Instrumental correction of counting losses in nuclear pulse spectroscopy

Abstract

The virtual pulse generator (VPG) method of counting loss correction [1–3] is the first truly quantitative instrumental correction procedure taking into account both dead-time and pileup losses of a spectroscopy system over its full operative range of counting rates without the need for fast signal detection channels [4–6] or ambiguous post-processing of data [7,8], or the necessity to process artificial test pulses in addition to the detector signals [9]. Consequently, the VPG method is not limited in test frequency thus enabling the on-line generation of loss correction factors of sufficient statistical accuracy within extremely short periods of time. By adding weighting factors to the channels addressed by the analog-to-digital converter during the course of the measurement (instead of one as in conventional pulse height analysis) real-time correction of counting losses is made possible with millisecond time of response. Increased statistical accuracy may be achieved when using the VPG principle for loss-dependent prolonging of the measuring time similar to the live-time clock method.
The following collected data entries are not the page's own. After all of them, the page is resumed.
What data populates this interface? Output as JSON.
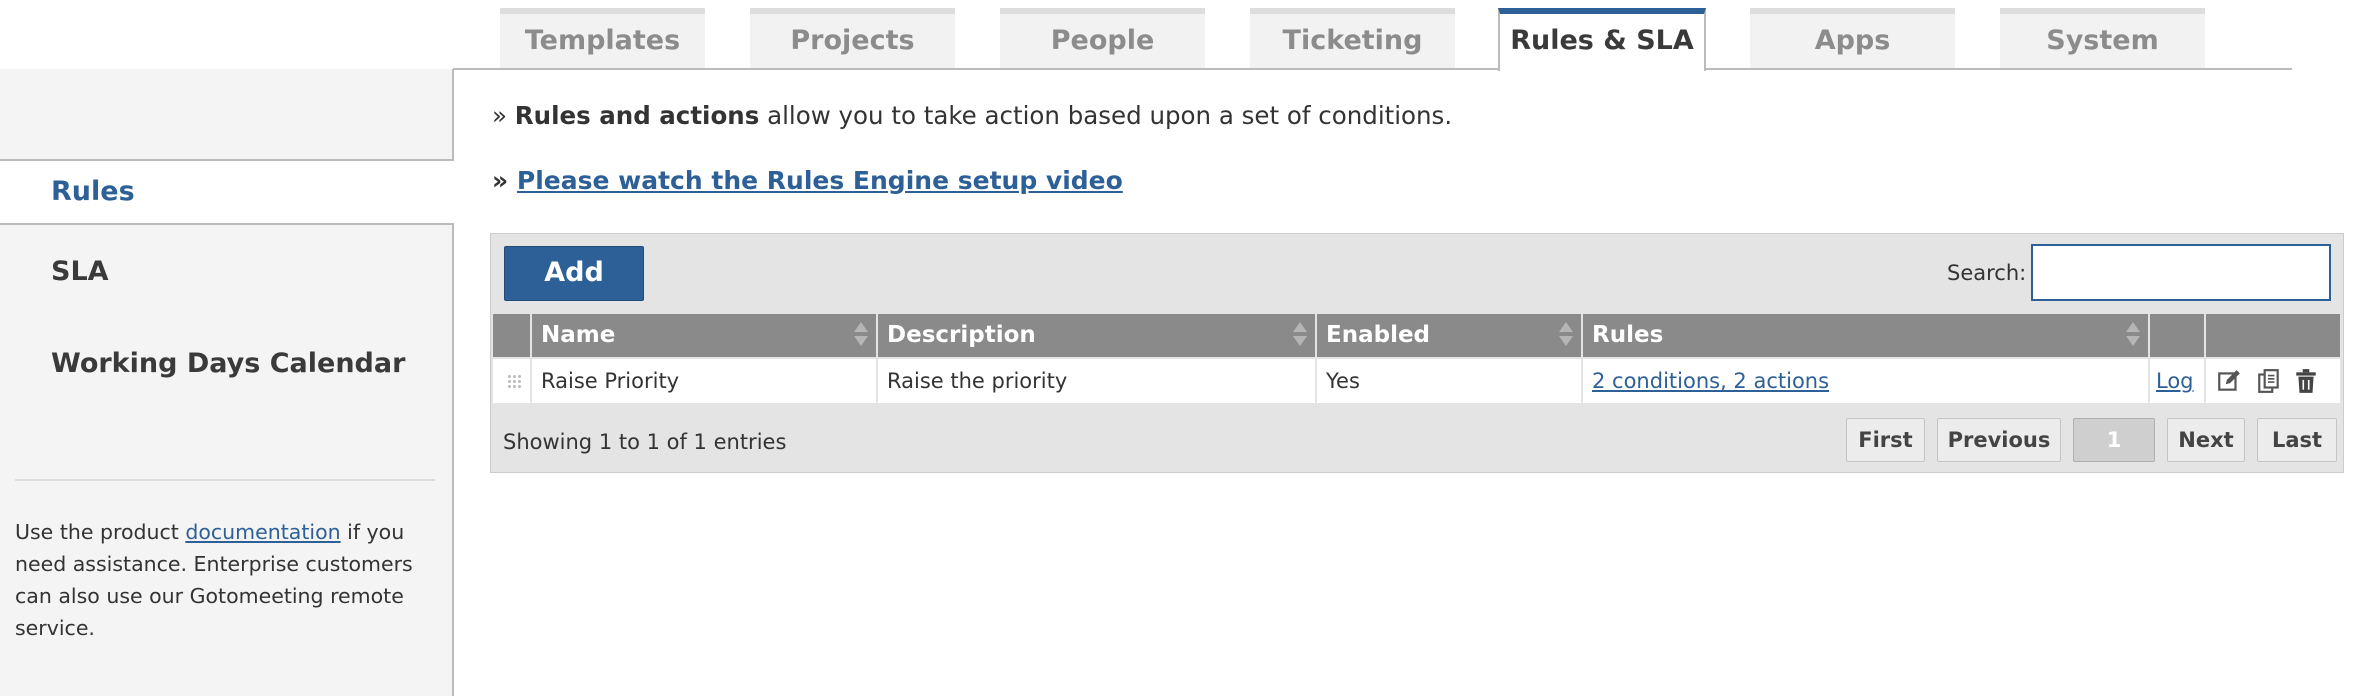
{
  "tabs": [
    {
      "label": "Templates",
      "active": false
    },
    {
      "label": "Projects",
      "active": false
    },
    {
      "label": "People",
      "active": false
    },
    {
      "label": "Ticketing",
      "active": false
    },
    {
      "label": "Rules & SLA",
      "active": true
    },
    {
      "label": "Apps",
      "active": false
    },
    {
      "label": "System",
      "active": false
    }
  ],
  "sidebar": {
    "items": [
      {
        "label": "Rules",
        "active": true
      },
      {
        "label": "SLA",
        "active": false
      },
      {
        "label": "Working Days Calendar",
        "active": false
      }
    ],
    "help": {
      "before": "Use the product ",
      "link": "documentation",
      "after": " if you need assistance. Enterprise customers can also use our Gotomeeting remote service."
    }
  },
  "intro": {
    "bullet": "»",
    "bold": "Rules and actions",
    "rest": " allow you to take action based upon a set of conditions."
  },
  "video": {
    "bullet": "»",
    "link": "Please watch the Rules Engine setup video"
  },
  "table": {
    "add_label": "Add",
    "search_label": "Search:",
    "search_value": "",
    "columns": [
      "Name",
      "Description",
      "Enabled",
      "Rules"
    ],
    "rows": [
      {
        "name": "Raise Priority",
        "description": "Raise the priority",
        "enabled": "Yes",
        "rules": "2 conditions, 2 actions",
        "log": "Log",
        "action_icons": [
          "edit-icon",
          "copy-icon",
          "delete-icon"
        ]
      }
    ],
    "info": "Showing 1 to 1 of 1 entries",
    "pagination": {
      "first": "First",
      "previous": "Previous",
      "current": "1",
      "next": "Next",
      "last": "Last"
    }
  },
  "colors": {
    "accent": "#2e6098",
    "header_bg": "#8a8a8a",
    "panel_bg": "#e4e4e4"
  }
}
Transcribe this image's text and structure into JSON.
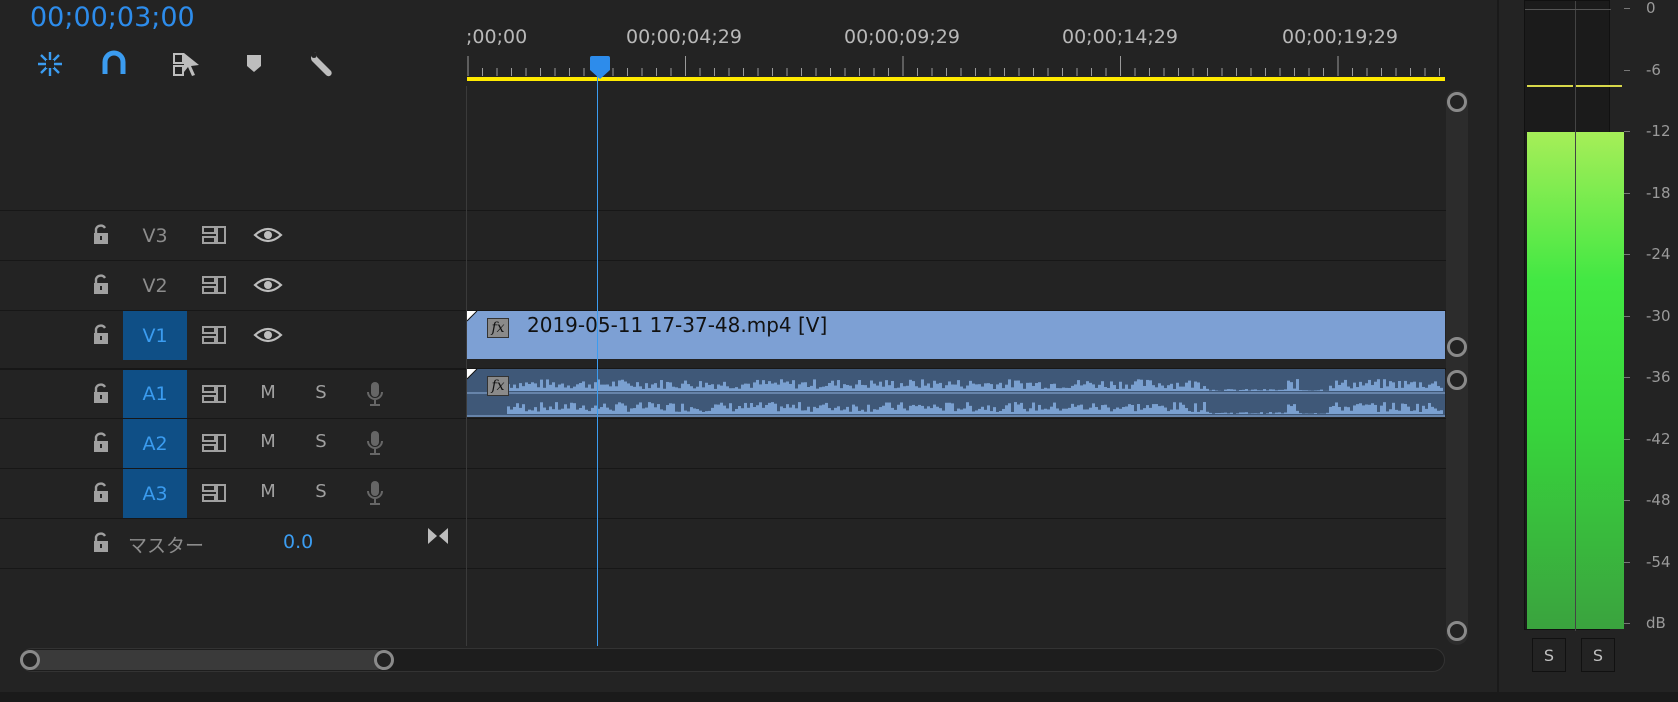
{
  "header": {
    "timecode": "00;00;03;00",
    "tools": [
      "snap-in-sequence-icon",
      "magnet-icon",
      "linked-selection-icon",
      "marker-icon",
      "wrench-icon"
    ]
  },
  "ruler": {
    "labels": [
      ";00;00",
      "00;00;04;29",
      "00;00;09;29",
      "00;00;14;29",
      "00;00;19;29"
    ]
  },
  "tracks": {
    "video": [
      {
        "name": "V3",
        "active": false
      },
      {
        "name": "V2",
        "active": false
      },
      {
        "name": "V1",
        "active": true
      }
    ],
    "audio": [
      {
        "name": "A1",
        "active": true,
        "m": "M",
        "s": "S"
      },
      {
        "name": "A2",
        "active": true,
        "m": "M",
        "s": "S"
      },
      {
        "name": "A3",
        "active": true,
        "m": "M",
        "s": "S"
      }
    ],
    "master": {
      "label": "マスター",
      "value": "0.0"
    }
  },
  "clips": {
    "video": {
      "name": "2019-05-11 17-37-48.mp4 [V]",
      "fx": "fx"
    },
    "audio": {
      "fx": "fx"
    }
  },
  "meters": {
    "db_labels": [
      "0",
      "-6",
      "-12",
      "-18",
      "-24",
      "-30",
      "-36",
      "-42",
      "-48",
      "-54",
      "dB"
    ],
    "left_level_db": -12,
    "right_level_db": -12,
    "solo_left": "S",
    "solo_right": "S"
  },
  "colors": {
    "accent": "#2d8ceb",
    "ruler_work_area": "#ffea00",
    "video_clip": "#7da0d4",
    "audio_clip": "#3f5878",
    "active_track": "#0f4f86"
  }
}
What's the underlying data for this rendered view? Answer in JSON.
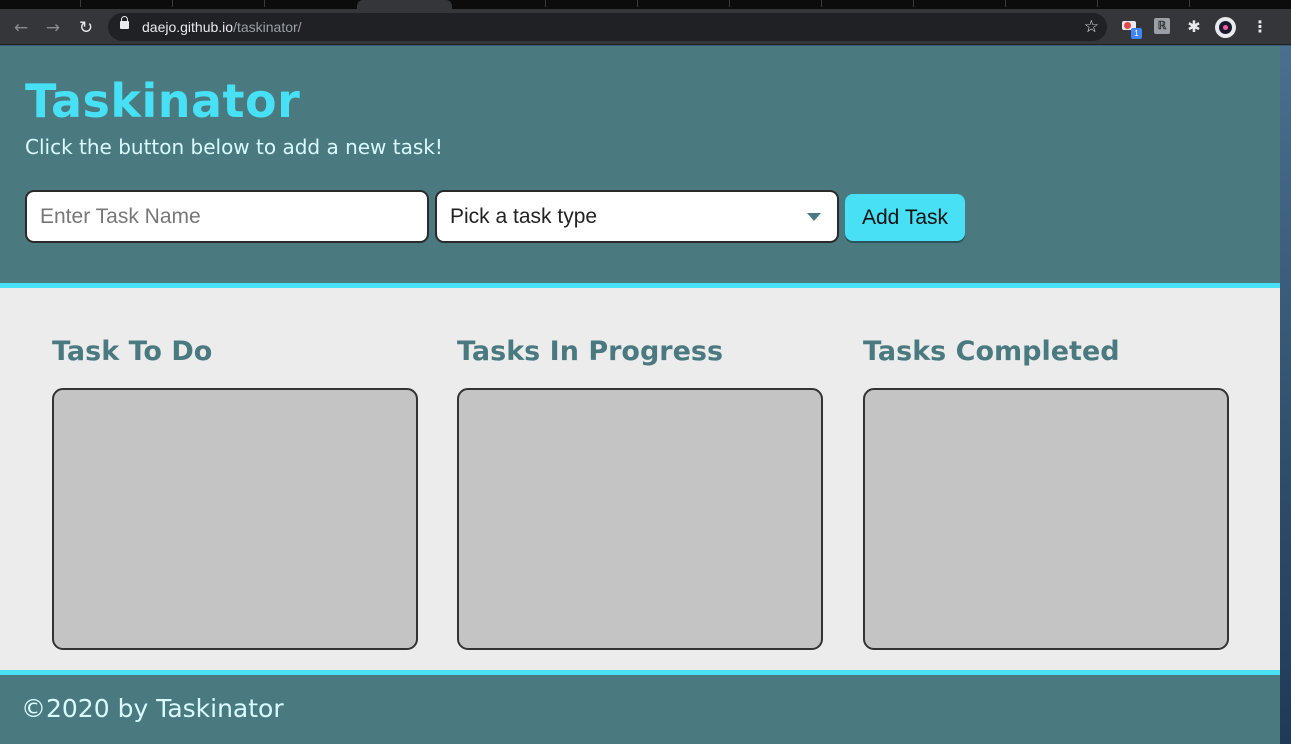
{
  "browser": {
    "url_host": "daejo.github.io",
    "url_path": "/taskinator/",
    "extension_badge": "1"
  },
  "app": {
    "title": "Taskinator",
    "subtitle": "Click the button below to add a new task!",
    "form": {
      "task_name_placeholder": "Enter Task Name",
      "task_name_value": "",
      "task_type_selected": "Pick a task type",
      "add_button_label": "Add Task"
    },
    "columns": [
      {
        "title": "Task To Do",
        "tasks": []
      },
      {
        "title": "Tasks In Progress",
        "tasks": []
      },
      {
        "title": "Tasks Completed",
        "tasks": []
      }
    ],
    "footer": "©2020 by Taskinator"
  },
  "colors": {
    "header_bg": "#4a7a80",
    "accent": "#47e0f5",
    "list_bg": "#c4c4c4",
    "page_bg": "#ececec"
  },
  "icons": {
    "back": "back-arrow-icon",
    "forward": "forward-arrow-icon",
    "reload": "reload-icon",
    "lock": "lock-icon",
    "bookmark": "star-icon",
    "extensions": "puzzle-icon",
    "menu": "kebab-menu-icon"
  }
}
Both real-time and live-time modes of operation are provided for in a commercially available VPG correction module [10]. After a description of the set-up procedure of the module in connection with a likewise commercial semi-Gaussian shaping amplifier the performance of the VPG correction is exemplified to a level of 0.2% with the aid of repetitive two-source measurements in both the real-time and the live-time mode of operation.